Widely differing approaches

The computer on which I am writing these words is running Linux Mint with the Cinnamon desktop environment, a fork of GNOME Shell. This looks as if it is going to be the default face of GNOME 3 in the next version of Linux Mint with the MGSE dressing up of GNOME Shell looking more and more like an interim measure until something more consistent was available. Some complained that what was delivered in version 12 of the distribution was a sort of greatest hits selection but I reckon that bets were being hedged by the project team.

Impressions of what’s coming

By default, you get a single panel at the bottom of your screen with everything you need in there. However, it is possible to change the layout so that the panel is at the top or there are two panels, one at the top and the other at the bottom. So far, there is no means of configuring which panel applet goes where as was the case in Linux Mint 11 and its predecessors. However, the default placements are very sensible so I have no cause for complaint at this point.

Just because you cannot place applets doesn’t mean that there is no configurability though. Cinnamon is extensible and you can change the way that time is displayed in the clock as well as enabling additional applets. It also is possible to control visual effects such as the way new application windows pop up on a screen.

GNOME 3 is there underneath all of this though there’s no sign of the application dashboard of GNOME Shell. The continually expanding number of slots in the workspace launcher is one sign as is the enabling of a hotspot at the top right hand corner by default. This brings up an overview screen showing what application windows are open in a workspace. The new Mint menu even gets the ability to search through installed applications together with the ability to browser through what what’s available.

In summary, Cinnamon already looks good though a little polish and extra configuration options wouldn’t go amiss. An example of the former is the placement of desktop numbers in the workspace switcher and I already have discussed the latter.  It does appear that the Linux Mint approach to desktop environments is taking shape with a far more conventional feel that the likes of Unity or GNOME Shell. Just as Cinnamon has become available in openSUSE, I can see it gracing LMDE too whenever Debian gets to moving over to GNOME 3 as must be inevitable now unless they take another approach such as MATE.

In comparison with revolution

While Linux Mint are choosing convention and streamlining GNOME to their own designs, it seems that Ubuntu’s Unity is getting ever more experimental as the time when Ubuntu simply evolved from one release to the next becomes an increasingly more distant memory.

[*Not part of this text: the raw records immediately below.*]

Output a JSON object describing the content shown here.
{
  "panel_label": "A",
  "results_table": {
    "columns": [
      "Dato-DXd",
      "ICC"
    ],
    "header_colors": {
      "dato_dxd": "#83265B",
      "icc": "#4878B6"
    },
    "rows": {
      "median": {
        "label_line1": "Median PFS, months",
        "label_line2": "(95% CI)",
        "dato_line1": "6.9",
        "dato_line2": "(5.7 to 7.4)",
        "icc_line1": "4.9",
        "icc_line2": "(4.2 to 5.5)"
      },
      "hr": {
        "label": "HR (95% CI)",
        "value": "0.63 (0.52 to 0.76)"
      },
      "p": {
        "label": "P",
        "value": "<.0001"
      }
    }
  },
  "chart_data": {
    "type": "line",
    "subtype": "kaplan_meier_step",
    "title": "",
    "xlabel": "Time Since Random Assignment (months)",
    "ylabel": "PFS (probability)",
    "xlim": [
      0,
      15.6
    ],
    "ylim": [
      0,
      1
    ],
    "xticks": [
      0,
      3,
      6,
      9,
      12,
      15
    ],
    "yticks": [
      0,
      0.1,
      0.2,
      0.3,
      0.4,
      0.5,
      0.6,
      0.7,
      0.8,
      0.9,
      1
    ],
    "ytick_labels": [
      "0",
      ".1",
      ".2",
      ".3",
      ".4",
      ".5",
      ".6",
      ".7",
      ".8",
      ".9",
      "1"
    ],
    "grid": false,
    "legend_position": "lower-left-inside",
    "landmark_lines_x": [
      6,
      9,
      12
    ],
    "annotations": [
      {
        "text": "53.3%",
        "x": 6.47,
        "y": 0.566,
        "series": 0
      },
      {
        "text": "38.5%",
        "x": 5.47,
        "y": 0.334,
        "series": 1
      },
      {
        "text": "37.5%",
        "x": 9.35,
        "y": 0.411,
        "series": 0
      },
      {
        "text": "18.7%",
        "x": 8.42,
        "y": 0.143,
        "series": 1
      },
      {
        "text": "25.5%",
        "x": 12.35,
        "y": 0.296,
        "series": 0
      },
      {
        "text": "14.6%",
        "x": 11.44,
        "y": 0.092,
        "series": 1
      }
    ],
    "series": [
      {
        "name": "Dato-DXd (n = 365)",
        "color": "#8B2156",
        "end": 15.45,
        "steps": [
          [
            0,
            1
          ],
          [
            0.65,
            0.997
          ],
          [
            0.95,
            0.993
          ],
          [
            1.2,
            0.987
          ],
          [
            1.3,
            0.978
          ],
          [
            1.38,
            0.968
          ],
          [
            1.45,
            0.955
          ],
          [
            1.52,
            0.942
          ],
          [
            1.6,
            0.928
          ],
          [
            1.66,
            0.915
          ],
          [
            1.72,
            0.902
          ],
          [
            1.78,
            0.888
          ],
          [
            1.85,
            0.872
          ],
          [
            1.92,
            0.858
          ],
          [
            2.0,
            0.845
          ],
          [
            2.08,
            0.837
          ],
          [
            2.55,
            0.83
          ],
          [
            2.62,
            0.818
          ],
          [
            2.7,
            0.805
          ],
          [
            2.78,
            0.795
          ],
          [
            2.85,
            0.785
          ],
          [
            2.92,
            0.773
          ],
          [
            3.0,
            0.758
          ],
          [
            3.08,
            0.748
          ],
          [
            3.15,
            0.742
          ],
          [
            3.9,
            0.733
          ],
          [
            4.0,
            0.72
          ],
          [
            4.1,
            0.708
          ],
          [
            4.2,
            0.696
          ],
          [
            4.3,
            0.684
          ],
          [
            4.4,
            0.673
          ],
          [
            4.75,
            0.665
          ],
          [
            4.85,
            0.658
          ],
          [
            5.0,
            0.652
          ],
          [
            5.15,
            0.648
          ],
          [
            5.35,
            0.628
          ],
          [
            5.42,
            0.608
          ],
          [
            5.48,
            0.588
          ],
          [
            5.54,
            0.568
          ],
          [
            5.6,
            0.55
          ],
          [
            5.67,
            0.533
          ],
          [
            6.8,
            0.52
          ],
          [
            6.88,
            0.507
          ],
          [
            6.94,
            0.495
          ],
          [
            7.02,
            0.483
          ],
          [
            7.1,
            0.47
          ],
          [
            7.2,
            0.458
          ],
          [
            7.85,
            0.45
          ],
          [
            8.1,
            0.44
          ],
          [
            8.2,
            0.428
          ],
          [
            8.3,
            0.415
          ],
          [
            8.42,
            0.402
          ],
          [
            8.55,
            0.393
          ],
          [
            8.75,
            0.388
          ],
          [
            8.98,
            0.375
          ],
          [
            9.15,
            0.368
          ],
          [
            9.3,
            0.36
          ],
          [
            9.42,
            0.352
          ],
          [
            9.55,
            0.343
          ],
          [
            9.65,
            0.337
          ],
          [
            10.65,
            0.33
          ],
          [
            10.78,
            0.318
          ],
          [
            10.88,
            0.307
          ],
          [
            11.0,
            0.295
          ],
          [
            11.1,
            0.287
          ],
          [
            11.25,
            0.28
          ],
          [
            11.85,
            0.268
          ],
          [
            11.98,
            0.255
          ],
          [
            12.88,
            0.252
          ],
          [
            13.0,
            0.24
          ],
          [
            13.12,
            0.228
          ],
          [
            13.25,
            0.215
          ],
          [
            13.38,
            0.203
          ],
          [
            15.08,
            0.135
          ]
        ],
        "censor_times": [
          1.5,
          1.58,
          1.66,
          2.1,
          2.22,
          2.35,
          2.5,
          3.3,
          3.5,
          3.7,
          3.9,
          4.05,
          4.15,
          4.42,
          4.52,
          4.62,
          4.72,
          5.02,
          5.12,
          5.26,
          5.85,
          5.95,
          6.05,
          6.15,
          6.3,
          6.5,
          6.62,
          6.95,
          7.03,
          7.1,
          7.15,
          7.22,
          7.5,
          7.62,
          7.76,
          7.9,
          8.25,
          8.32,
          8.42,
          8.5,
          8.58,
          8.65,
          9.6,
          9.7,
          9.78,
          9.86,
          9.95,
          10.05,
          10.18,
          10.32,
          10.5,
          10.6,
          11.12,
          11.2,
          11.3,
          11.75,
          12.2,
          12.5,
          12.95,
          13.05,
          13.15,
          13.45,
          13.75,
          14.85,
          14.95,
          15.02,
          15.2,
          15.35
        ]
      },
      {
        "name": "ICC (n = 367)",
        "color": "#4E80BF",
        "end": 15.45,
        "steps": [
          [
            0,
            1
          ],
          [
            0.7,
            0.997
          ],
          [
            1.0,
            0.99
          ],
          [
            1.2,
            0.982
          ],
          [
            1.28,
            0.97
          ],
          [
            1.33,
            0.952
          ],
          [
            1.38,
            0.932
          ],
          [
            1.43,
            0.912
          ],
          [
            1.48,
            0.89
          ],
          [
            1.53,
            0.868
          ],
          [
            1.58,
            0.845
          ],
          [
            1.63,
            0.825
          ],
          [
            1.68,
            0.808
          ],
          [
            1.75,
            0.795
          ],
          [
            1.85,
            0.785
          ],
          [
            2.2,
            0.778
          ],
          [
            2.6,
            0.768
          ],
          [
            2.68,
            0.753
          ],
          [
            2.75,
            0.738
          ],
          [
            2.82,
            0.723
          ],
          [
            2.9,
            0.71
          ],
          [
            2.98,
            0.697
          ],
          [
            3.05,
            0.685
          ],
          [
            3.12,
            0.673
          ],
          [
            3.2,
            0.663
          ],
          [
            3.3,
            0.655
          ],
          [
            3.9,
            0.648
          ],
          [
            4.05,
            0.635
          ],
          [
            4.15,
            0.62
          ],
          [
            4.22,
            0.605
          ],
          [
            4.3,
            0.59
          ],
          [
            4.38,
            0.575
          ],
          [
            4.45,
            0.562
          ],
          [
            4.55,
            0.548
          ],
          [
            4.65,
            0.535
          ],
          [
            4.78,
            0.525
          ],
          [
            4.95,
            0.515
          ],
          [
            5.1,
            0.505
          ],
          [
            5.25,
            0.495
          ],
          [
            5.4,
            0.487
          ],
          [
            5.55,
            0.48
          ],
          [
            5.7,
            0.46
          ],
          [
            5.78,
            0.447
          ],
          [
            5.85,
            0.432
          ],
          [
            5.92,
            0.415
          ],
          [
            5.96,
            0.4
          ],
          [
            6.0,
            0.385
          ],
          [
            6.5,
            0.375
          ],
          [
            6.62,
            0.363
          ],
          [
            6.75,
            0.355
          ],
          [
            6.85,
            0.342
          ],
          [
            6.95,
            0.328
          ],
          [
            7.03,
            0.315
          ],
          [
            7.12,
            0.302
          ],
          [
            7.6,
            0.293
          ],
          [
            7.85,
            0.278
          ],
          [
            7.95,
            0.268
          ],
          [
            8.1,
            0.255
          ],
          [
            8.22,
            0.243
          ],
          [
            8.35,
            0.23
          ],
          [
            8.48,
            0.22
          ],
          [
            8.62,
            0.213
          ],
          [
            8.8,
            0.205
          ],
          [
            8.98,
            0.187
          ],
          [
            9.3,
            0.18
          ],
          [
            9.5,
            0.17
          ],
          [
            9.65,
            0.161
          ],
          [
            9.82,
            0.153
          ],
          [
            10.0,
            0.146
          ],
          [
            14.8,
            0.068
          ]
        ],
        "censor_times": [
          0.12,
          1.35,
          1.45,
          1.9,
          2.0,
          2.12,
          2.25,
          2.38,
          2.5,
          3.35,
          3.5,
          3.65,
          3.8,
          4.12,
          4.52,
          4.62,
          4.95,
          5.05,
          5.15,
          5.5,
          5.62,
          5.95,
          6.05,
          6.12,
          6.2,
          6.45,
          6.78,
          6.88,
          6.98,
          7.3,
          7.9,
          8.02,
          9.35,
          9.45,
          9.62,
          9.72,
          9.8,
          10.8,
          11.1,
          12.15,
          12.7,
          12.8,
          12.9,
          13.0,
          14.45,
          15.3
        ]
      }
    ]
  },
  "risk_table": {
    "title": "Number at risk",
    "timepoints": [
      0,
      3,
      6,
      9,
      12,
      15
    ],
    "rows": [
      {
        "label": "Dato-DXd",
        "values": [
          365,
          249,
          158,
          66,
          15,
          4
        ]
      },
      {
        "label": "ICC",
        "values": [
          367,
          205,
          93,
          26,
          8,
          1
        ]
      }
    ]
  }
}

The latest development is the announcement that application menus could get replaced by a heads up display (HUD) instead. That would be yet another change made by what increasingly looks like a top down leadership reminiscent of what exists at Apple. While it is good to have innovation, you have to ask where users fit in all of this but Linux Mint already has gained from what has been done so far and may gain more again. Still, seeing what happens to the Ubuntu sounds like an interesting pastime though I’m not sure that I’d be depending on the default spin of this distro as my sole operating system right now. Also, changing the interface every few months wouldn’t work in a corporate environment at all so you have to wonder where Mark Shuttleworth is driving all this though Microsoft is engaging in a bit of experimentation of its own. We are living in interesting times for the computer desktop and it’s just as well that there are safe havens like Linux Mint too. Watching from afar sounds safer.